Major routing issues on the Internet
Incident Report for Pingdom

The Outage

A backbone carrier misconfigured something, causing routing issues for a lot of the world. More details here and at CloudFlare's status page here.

How did it affect Pingdom services?

Pingdom probe servers from around the world could not send data to us to alert in a timely manner. This coupled with the huge increase in the number of outages reported and subsequent alerts sent out caused delays.

Simplified and Basic alerting experienced some short delays whereas the less commonly used BeepManager alerts were significantly delayed, in some cases up to 20 minutes.

The huge number of outages reported simultaneously, along with My Pingdom’s reliance on Cloudflare resulted in access troubles on My Pingdom, and a general slowdown of the service for the duration of the incident.

What will we do to remedy this?

In the face of the recent huge outages (DynDNS outage in October 2016), we are working on rebuilding the core of our alerting and reporting to mitigate the impact huge internet outages has on our service. We can of course not promise 100% uptime on our service since we are on the internet after all, but we’re working on making things better.

Posted 6 months ago. May 03, 2017 - 15:17 UTC

Resolved
The alerting queue is now cleared up and all services are back to normal. Thank you for your patience, post-mortem will follow tomorrow!
Posted 6 months ago. May 02, 2017 - 16:25 UTC
Monitoring
The issue has been mostly resolved (the Internet is back, yay!)
Access to my Pingdom and pingdom.com restored

We are still seeing some delayed alerts due to huge queues formed, this affects beepmanager alerting in Pingdom, but we expect this to catch up quickly.

We'll close this incident as soon as the queues are cleared up and we'll continue to monitor the situation.
Posted 6 months ago. May 02, 2017 - 16:05 UTC
Identified
Looks like it's major routing issues on the internet.

Cloudflare is also reporting on this issue here https://www.cloudflarestatus.com/incidents/51q3xhq8w7t8.

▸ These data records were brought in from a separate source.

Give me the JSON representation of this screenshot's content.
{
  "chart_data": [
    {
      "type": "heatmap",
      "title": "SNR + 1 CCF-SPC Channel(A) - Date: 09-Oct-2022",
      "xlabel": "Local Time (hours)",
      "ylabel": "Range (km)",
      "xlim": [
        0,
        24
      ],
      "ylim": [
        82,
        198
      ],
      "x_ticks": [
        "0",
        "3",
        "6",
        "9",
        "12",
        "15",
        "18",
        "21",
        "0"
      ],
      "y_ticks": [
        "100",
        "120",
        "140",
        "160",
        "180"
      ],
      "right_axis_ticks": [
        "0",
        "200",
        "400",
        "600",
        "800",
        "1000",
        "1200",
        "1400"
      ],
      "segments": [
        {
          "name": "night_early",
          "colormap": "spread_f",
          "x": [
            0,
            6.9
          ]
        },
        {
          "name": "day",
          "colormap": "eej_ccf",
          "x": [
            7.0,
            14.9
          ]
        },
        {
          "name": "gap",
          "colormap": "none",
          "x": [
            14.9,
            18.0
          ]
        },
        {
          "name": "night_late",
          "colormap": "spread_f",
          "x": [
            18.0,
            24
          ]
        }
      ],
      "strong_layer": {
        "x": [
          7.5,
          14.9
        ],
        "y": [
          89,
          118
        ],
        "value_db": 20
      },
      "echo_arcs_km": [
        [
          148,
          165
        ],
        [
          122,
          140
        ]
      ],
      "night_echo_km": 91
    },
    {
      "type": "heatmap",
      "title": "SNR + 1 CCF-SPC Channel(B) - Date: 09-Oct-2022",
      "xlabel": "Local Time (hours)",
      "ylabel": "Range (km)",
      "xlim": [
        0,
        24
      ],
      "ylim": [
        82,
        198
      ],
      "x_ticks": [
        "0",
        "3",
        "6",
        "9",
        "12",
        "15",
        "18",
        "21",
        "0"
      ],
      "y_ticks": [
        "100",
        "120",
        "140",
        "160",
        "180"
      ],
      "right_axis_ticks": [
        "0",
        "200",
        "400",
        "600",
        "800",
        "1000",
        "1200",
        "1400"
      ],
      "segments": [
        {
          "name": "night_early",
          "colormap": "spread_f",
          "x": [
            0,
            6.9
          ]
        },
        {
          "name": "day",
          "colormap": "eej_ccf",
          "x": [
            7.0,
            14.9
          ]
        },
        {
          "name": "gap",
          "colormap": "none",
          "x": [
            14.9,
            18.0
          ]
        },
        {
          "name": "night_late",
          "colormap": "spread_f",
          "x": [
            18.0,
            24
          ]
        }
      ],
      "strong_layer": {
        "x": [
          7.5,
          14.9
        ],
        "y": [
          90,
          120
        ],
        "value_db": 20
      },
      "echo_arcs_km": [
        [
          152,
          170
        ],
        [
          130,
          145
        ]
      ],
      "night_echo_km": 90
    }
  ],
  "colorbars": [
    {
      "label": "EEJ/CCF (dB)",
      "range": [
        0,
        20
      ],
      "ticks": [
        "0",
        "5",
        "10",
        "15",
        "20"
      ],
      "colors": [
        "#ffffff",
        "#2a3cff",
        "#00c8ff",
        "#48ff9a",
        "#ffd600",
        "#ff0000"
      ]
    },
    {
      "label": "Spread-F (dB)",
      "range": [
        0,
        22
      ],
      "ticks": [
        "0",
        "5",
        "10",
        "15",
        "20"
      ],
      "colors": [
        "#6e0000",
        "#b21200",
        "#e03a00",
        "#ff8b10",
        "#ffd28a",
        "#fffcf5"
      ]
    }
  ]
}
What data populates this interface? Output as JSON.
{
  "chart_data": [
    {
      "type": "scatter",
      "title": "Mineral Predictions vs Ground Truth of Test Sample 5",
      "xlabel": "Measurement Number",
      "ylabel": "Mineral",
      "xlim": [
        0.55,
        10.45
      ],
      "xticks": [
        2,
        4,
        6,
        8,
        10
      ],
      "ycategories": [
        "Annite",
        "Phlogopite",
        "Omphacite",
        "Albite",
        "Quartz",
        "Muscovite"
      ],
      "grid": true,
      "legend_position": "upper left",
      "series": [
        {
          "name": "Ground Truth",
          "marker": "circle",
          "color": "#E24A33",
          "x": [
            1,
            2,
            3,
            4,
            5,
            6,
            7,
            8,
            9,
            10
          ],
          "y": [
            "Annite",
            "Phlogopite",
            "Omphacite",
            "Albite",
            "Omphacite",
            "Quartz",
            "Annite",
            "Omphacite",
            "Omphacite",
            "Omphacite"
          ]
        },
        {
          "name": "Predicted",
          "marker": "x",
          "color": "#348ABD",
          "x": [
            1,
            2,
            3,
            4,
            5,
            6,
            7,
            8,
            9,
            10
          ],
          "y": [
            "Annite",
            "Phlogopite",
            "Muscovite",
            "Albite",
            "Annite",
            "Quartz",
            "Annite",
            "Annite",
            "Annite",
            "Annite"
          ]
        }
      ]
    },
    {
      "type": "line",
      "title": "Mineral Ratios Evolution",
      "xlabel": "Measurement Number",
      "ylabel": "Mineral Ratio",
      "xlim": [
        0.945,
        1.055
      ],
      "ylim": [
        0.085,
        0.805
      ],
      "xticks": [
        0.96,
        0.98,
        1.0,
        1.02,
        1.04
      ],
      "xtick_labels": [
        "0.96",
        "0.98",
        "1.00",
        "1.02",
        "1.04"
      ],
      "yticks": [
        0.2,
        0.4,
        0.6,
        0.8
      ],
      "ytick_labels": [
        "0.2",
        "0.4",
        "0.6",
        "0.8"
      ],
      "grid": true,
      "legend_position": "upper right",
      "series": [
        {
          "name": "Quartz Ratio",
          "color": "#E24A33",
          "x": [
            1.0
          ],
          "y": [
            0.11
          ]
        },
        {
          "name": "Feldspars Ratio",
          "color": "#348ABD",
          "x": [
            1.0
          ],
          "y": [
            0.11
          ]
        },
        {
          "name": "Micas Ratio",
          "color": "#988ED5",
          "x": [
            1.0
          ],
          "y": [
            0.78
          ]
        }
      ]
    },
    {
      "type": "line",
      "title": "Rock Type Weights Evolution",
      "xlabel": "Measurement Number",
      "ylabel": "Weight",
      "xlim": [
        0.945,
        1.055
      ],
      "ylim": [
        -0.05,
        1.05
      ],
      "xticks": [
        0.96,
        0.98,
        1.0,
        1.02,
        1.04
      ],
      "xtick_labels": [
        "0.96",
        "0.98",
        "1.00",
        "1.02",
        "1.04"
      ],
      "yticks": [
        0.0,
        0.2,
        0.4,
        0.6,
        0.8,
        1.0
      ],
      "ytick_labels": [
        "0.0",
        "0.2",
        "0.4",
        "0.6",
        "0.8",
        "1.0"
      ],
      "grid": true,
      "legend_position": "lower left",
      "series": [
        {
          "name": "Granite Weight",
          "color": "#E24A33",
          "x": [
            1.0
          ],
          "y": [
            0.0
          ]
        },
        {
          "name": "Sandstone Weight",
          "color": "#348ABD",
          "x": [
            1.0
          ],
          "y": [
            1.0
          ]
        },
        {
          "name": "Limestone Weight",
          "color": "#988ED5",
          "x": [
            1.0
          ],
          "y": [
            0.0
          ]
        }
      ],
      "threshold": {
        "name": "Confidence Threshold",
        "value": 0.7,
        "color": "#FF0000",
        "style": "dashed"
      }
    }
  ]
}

Right now we are observing issues accessing my Pingdom and pingdom.com, our alerting and monitoring is working, but there can be major delays for some.
Posted 6 months ago. May 02, 2017 - 15:16 UTC
Investigating
Our operations team have discovered that something is wrong on the internet. We suspect a major ISP or similiar, this affects all our services, to unknown degrees so far, we will continue to investigate and update here.
Posted 6 months ago. May 02, 2017 - 14:57 UTC